Малыш, который живет под крышей - Дарья Волкова
Оксана ответила не сразу. Но ответила. Негромко и глядя в сторону.
– Пятьдесят процентов.
– Вот это да! – Кира резко откинулась на спинку стула, сложила руки на груди. Внутри поднималась ярость, но пока Кире удавалось направлять ее в русло злой иронии. – Неужели я столько стою?
– Я тебе говорю – он по тебе с ума сходит! А ты ломаешься как девочка! Я пообещала Владу, что поговорю с тобой, – Оксана не замечала, что стала говорить громко и запальчиво. – Это выгодно всем – Владу, тебе, мне!
– Охренеть… – Кира медленно покачала головой. – Все-таки я слепая… Слушай! – Она резко выпрямилась. – Ну ладно, Козиков – он придурок, если его на меня потянуло. Не знаю, с чего бы такая страсть на пустом месте, но я не психиатр, диагноз ставить не буду. Но ты-то, звезда моя, Оксана Сергеевна, ты-то чего дуру включила?
– Что ты имеешь в виду? – Тон у Оксаны сердитый.
– Он же тебя кинет. Какие пятьдесят процентов? Не смеши мои извилины. Ради меня? – Кира фыркнула. – Не верю. Не пустит он тебя в дело на пятьдесят процентов.
– Ты не всё знаешь о наших отношениях, – резко ответила сестра. – Поверь, я понимаю, что делаю. Не стала я бы зря перед тобой… – тут Оксана осеклась. – В общем, на этот счёт можешь быть спокойна.
– Ой! – Кира прижала ладонь к вырезу рубашки. – Спасибо! А я так волновалась, так волновалась… Как бы ты на бобах не осталась, дорогая моя!
– Да можешь смеяться сколько угодно! – вдруг сорвалась почти на крик Оксана. – Что ты знаешь о том, как растить одной ребёнка? Ты одна, тебе не надо ни о ком заботиться! А у меня сын, мне нужны надёжные финансовые гарантии, чтобы обеспечить ему всё необходимое.
– Сейчас начну рыдать прямо здесь, – Кирин взгляд на сестру был тяжёл. – Только сначала скажу кое-что. Если Вадик в самом деле в чем-то сильно нуждается – скажи. Я помогу. Он все-таки мой племянник. А Козикову передай, что либо он забывает о перспективе затащить меня в постель, либо пусть вообще забывает обо мне как о сотруднице. Потому что после малейшего подката с его стороны я пишу заявление об увольнении. Спать я с ним не буду.
Теперь уже Оксана откинулась на спинку стула назад и зеркальным жестом сложила руки. Идеально накрашенные розовато-бежевой помадой губы скривились.

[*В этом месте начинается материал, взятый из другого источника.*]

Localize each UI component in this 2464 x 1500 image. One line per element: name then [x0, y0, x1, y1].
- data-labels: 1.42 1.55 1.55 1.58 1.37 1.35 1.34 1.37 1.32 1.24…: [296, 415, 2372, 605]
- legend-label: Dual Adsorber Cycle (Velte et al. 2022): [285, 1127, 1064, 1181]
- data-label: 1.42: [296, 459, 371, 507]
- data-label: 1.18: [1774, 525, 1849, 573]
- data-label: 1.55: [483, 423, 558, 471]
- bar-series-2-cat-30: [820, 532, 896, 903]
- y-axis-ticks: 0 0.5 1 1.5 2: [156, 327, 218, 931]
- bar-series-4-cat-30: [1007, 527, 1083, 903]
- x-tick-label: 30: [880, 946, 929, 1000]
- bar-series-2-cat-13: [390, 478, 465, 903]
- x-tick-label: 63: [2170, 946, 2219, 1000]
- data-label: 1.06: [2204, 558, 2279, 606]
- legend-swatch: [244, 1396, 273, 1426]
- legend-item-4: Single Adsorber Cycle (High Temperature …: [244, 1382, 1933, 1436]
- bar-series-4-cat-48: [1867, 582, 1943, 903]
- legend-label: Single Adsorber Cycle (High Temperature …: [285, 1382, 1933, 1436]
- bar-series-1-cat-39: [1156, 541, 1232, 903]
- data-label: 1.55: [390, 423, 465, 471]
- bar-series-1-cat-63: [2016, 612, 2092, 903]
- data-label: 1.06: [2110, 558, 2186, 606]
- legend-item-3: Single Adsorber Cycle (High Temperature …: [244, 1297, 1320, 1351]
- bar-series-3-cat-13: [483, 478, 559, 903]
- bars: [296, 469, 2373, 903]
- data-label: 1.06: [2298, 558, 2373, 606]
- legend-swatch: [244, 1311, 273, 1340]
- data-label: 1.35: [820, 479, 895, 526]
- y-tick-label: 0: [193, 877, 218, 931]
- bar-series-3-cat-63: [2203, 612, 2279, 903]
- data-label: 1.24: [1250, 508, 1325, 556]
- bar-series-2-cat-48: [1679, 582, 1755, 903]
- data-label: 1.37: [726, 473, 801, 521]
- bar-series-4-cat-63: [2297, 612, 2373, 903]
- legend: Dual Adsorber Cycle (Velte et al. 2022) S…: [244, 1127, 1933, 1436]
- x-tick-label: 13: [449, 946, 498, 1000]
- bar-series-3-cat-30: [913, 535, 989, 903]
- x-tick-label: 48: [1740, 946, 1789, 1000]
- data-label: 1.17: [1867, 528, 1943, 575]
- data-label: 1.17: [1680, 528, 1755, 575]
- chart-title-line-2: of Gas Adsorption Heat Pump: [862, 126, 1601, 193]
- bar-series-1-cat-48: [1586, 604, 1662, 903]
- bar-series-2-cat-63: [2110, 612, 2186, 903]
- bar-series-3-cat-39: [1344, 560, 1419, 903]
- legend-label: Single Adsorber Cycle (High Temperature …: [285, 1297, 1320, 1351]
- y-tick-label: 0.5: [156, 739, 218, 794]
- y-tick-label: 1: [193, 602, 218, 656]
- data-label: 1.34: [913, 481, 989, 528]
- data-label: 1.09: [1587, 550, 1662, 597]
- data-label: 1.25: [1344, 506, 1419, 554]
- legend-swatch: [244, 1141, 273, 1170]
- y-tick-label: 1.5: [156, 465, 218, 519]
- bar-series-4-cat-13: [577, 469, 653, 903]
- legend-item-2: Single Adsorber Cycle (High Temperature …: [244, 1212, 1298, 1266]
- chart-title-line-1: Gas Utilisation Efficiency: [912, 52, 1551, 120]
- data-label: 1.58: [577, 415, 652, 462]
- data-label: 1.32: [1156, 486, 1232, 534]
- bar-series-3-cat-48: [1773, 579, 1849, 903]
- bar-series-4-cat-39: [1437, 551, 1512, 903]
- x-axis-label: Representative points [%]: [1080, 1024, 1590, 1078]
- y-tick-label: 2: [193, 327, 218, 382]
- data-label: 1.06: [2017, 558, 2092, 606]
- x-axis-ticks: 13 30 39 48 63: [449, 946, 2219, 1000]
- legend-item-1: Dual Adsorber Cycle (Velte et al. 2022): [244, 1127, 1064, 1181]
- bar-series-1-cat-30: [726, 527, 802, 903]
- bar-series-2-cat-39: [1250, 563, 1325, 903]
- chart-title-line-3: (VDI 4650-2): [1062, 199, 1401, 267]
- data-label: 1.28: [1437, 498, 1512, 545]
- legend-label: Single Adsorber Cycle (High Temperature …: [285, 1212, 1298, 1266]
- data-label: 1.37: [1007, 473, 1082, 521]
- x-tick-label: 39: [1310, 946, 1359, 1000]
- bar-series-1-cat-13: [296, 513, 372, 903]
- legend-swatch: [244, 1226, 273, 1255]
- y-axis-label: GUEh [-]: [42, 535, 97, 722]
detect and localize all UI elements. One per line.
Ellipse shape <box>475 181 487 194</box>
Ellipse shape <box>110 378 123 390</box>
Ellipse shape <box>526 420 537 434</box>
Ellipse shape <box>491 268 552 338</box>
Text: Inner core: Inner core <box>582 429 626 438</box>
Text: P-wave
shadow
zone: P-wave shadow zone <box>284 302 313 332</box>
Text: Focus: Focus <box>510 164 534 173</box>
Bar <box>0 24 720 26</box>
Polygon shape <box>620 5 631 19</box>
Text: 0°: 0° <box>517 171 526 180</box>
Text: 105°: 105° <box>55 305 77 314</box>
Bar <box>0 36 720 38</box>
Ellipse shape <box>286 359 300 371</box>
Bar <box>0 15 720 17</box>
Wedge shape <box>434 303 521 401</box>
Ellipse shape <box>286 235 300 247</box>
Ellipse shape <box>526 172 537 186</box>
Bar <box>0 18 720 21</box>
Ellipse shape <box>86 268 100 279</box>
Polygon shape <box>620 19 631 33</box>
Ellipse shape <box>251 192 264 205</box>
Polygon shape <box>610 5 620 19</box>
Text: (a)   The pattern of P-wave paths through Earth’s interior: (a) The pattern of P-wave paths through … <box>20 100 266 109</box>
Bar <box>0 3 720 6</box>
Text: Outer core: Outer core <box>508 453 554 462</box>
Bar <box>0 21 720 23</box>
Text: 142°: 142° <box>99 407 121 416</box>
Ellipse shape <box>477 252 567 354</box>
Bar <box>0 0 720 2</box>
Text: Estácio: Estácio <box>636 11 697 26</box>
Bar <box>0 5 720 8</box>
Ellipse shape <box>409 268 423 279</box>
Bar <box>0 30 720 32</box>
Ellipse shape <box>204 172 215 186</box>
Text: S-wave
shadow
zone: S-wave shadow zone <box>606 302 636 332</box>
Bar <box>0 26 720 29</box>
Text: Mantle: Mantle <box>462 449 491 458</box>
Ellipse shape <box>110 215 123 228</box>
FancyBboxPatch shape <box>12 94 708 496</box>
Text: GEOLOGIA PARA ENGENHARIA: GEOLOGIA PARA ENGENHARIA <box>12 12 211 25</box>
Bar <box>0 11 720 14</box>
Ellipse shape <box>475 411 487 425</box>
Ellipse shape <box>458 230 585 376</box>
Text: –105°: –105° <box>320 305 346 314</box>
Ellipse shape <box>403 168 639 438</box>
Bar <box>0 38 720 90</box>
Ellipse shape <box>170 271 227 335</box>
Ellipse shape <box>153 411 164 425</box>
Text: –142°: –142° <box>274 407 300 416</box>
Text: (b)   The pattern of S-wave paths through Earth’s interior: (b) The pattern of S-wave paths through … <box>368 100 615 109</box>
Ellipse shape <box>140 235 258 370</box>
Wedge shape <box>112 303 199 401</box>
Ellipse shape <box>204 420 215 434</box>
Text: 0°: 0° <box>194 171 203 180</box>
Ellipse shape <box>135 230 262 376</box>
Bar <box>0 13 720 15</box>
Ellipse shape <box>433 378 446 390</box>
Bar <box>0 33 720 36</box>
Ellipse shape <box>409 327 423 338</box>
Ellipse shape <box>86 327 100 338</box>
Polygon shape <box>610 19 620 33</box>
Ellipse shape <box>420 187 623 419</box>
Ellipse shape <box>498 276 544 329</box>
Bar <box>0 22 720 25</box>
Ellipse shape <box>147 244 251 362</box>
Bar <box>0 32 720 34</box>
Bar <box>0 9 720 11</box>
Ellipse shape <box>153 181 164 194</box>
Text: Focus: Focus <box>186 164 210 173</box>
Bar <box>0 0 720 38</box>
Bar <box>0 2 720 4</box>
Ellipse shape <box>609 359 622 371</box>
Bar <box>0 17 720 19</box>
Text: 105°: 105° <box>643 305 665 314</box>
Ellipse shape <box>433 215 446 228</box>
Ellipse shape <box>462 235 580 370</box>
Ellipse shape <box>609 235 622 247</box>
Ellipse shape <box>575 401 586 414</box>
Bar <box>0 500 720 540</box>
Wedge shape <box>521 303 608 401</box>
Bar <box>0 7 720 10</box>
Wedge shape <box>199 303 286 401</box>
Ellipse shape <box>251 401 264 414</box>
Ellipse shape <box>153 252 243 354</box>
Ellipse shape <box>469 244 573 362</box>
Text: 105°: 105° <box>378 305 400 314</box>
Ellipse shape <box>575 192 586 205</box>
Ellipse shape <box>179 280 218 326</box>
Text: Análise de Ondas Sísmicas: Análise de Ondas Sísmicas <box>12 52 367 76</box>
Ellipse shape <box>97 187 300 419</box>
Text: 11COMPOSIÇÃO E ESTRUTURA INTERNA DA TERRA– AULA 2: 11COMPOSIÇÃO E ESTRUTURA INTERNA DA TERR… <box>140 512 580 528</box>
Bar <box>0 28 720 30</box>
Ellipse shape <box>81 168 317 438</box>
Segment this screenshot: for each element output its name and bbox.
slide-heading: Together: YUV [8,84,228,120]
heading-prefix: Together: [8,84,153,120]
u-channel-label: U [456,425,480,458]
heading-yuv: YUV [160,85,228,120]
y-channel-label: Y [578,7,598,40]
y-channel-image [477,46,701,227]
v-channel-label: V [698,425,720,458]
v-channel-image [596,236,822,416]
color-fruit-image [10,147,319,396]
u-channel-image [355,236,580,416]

– Порядочную вздумала из себя строить? Думаешь, отмылась?
Кира всегда соображала быстро. Но тут… тут она просто не смогла поверить сразу. Но внутри, в районе солнечного сплетения что-то ледяное ухнуло, раскололось на тысячи холодных острых осколков.
– От чего… отмылась?
– Ой, да хватит непонимание изображать! – рассмеялась Оксана – зло, с издёвкой. – После стольких мужиков… Сколько их у тебя было? Двадцать? Тридцать? Пятьдесят? И после этого ты не можешь лечь под одного – приличного, порядочного, который тебя любит и будет с тебя пылинки сдувать? Смешно, Кирочка, смешно! – И Оксана победно улыбнулась полными красивыми губами.
А вот у Киры губы онемели. И сказать смогла далеко не сразу.
– Откуда… ты… знаешь?
– В семье грязное белье не спрячешь, дорогая сестричка, – Оксана презрительно скривилась. – Это перед другими ты можешь недотрогу изображать. А я-то знаю. Чёрную кошку добела не отмыть никогда.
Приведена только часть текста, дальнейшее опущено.